Występ Polaka od pierwszych minut na Stadio Olimpico jest jeszcze mało realny. - Bartosz trenował z nami i dochodzi do siebie. W sobotę też będzie pracować z grupą, a następnie poleci z nami do Rzymu, żeby ponownie przyzwyczaić się do przebywania z nami w szatni - mówi trener Claudio Ranieri na konferencji prasowej.
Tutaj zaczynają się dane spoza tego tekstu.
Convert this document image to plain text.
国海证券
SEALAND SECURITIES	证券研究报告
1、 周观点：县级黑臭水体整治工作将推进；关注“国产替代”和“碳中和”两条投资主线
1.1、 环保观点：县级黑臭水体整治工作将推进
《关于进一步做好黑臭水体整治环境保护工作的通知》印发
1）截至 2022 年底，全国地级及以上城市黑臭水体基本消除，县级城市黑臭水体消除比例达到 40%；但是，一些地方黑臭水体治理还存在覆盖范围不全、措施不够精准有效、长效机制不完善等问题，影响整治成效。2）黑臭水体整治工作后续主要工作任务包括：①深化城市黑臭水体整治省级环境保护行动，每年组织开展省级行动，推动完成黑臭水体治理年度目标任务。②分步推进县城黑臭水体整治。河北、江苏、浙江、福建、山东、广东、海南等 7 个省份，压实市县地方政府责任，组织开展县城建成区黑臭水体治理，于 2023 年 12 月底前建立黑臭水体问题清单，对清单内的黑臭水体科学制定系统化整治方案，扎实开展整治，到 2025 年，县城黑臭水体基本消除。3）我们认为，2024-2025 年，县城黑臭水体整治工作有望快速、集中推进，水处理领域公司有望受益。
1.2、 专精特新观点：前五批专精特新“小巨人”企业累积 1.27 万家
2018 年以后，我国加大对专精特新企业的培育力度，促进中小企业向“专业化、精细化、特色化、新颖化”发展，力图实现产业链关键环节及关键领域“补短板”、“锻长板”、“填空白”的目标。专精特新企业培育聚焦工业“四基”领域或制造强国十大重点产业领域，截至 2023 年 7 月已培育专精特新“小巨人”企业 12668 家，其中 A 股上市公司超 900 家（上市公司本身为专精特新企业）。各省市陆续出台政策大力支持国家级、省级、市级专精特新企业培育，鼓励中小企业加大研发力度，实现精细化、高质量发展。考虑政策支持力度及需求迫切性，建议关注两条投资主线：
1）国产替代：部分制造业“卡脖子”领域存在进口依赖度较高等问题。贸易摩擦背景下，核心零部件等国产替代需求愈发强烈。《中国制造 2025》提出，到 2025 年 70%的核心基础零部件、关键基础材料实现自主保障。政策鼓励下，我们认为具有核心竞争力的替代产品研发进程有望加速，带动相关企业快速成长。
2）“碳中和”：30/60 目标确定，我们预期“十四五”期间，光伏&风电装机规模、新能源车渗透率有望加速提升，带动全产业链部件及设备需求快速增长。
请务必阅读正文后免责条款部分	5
Bartosz Bereszyński doznał kontuzji 6 grudnia na początku przegranego 1:2 meczu z AC Milanem. Polak doznał urazu mięśnia, który przed przerwą świąteczno-noworoczną wykluczył go z jeszcze czterech spotkań. UC Sampdoria radziła sobie w nich ze zmiennym efektem. Pokonała Hellas Werona i FC Crotone, a także przegrała z SSC Napoli i z US Sassuolo.
Sampdoria miała problem z obsadzeniem pozycji Bereszyńskiego. Kontuzji doznał poza Polakiem również Alex Ferrari. Dlatego miejsce na prawej obronie zajął Maya Yoshida, który jest nominalnie środkowym defensorem. - Spisał się dobrze i wygląda na godnego zaufania również na prawej stronie - ocenia Ranieri.
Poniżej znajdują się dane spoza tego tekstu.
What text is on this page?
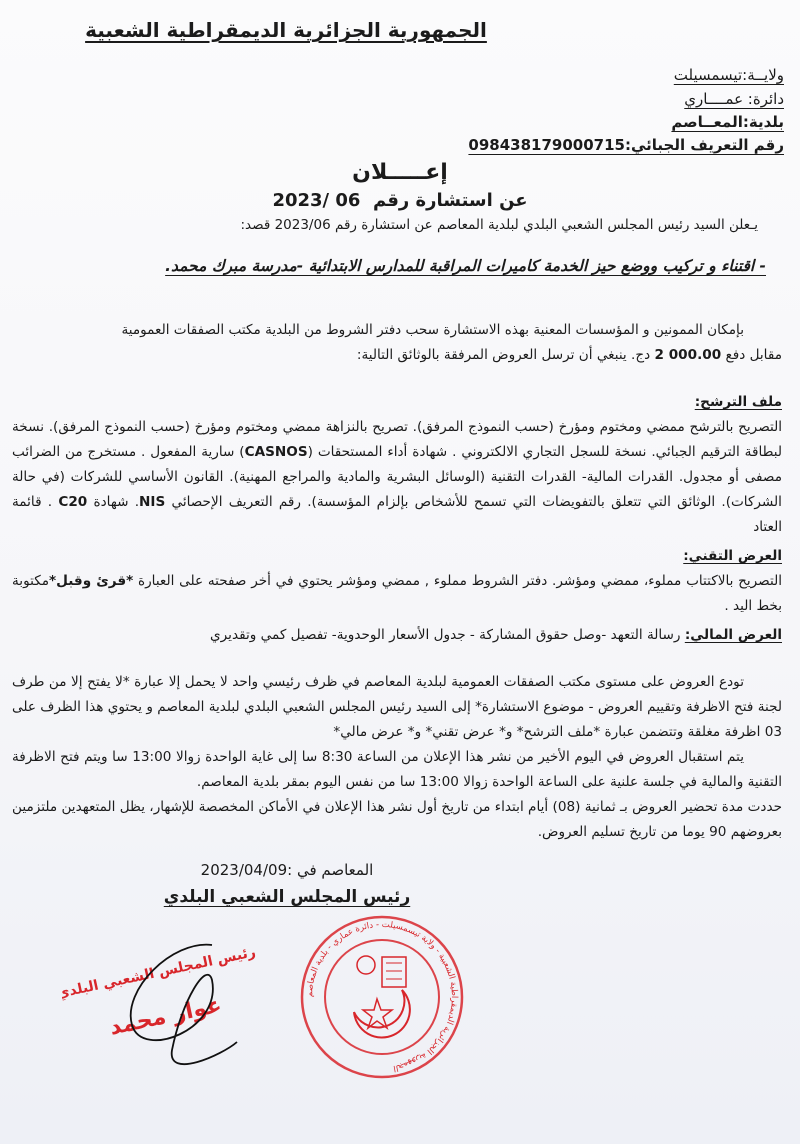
الجمهورية الجزائرية الديمقراطية الشعبية
ولايــة:تيسمسيلت
دائرة: عمــــاري
بلدية:المعــاصم
رقم التعريف الجبائي:098438179000715
إعـــــلان
عن استشارة رقم  2023/ 06
يـعلن السيد رئيس المجلس الشعبي البلدي لبلدية المعاصم عن استشارة رقم 2023/06 قصد:
- اقتناء و تركيب ووضع حيز الخدمة كاميرات المراقبة للمدارس الابتدائية -مدرسة مبرك محمد.
بإمكان الممونين و المؤسسات المعنية بهذه الاستشارة سحب دفتر الشروط من البلدية مكتب الصفقات العمومية
مقابل دفع 2 000.00 دج. ينبغي أن ترسل العروض المرفقة بالوثائق التالية:
ملف الترشح:
التصريح بالترشح ممضي ومختوم ومؤرخ (حسب النموذج المرفق). تصريح بالنزاهة ممضي ومختوم ومؤرخ (حسب النموذج المرفق). نسخة لبطاقة الترقيم الجبائي. نسخة للسجل التجاري الالكتروني . شهادة أداء المستحقات (CASNOS) سارية المفعول . مستخرج من الضرائب مصفى أو مجدول. القدرات المالية- القدرات التقنية (الوسائل البشرية والمادية والمراجع المهنية). القانون الأساسي للشركات (في حالة الشركات). الوثائق التي تتعلق بالتفويضات التي تسمح للأشخاص بإلزام المؤسسة). رقم التعريف الإحصائي NIS. شهادة C20 . قائمة العتاد
العرض التقني:
التصريح بالاكتتاب مملوء، ممضي ومؤشر. دفتر الشروط مملوء , ممضي ومؤشر يحتوي في أخر صفحته على العبارة *قرئ وقبل*مكتوبة بخط اليد .
العرض المالي: رسالة التعهد -وصل حقوق المشاركة - جدول الأسعار الوحدوية- تفصيل كمي وتقديري
تودع العروض على مستوى مكتب الصفقات العمومية لبلدية المعاصم في ظرف رئيسي واحد لا يحمل إلا عبارة *لا يفتح إلا من طرف لجنة فتح الاظرفة وتقييم العروض - موضوع الاستشارة* إلى السيد رئيس المجلس الشعبي البلدي لبلدية المعاصم و يحتوي هذا الظرف على 03 اظرفة مغلقة وتتضمن عبارة *ملف الترشح* و* عرض تقني* و* عرض مالي*
يتم استقبال العروض في اليوم الأخير من نشر هذا الإعلان من الساعة 8:30 سا إلى غاية الواحدة زوالا 13:00 سا ويتم فتح الاظرفة التقنية والمالية في جلسة علنية على الساعة الواحدة زوالا 13:00 سا من نفس اليوم بمقر بلدية المعاصم.
حددت مدة تحضير العروض بـ ثمانية (08) أيام ابتداء من تاريخ أول نشر هذا الإعلان في الأماكن المخصصة للإشهار، يظل المتعهدين ملتزمين بعروضهم 90 يوما من تاريخ تسليم العروض.
المعاصم في :2023/04/09
رئيس المجلس الشعبي البلدي
رئيس المجلس الشعبي البلدي
عوار محمد	الجمهورية الجزائرية الديمقراطية الشعبية - ولاية تيسمسيلت - دائرة عماري - بلدية المعاصم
Przed Sampdorią duże wyzwania na początku 2021 roku. Po meczu z AS Romą zmierzy się z Interem. - Walka przeciwko rzymianom na Stadio Olimpico nigdy nie będzie zwykłym meczem. Jesteśmy świadomi, że zmierzymy się z dobrze dysponowanym przeciwnikiem. Roma posiada zawodników, którzy zawsze są w stanie strzelić gola - dodaje szkoleniowiec. Pierwszy gwizdek w tym meczu w niedzielę o godzinie 15.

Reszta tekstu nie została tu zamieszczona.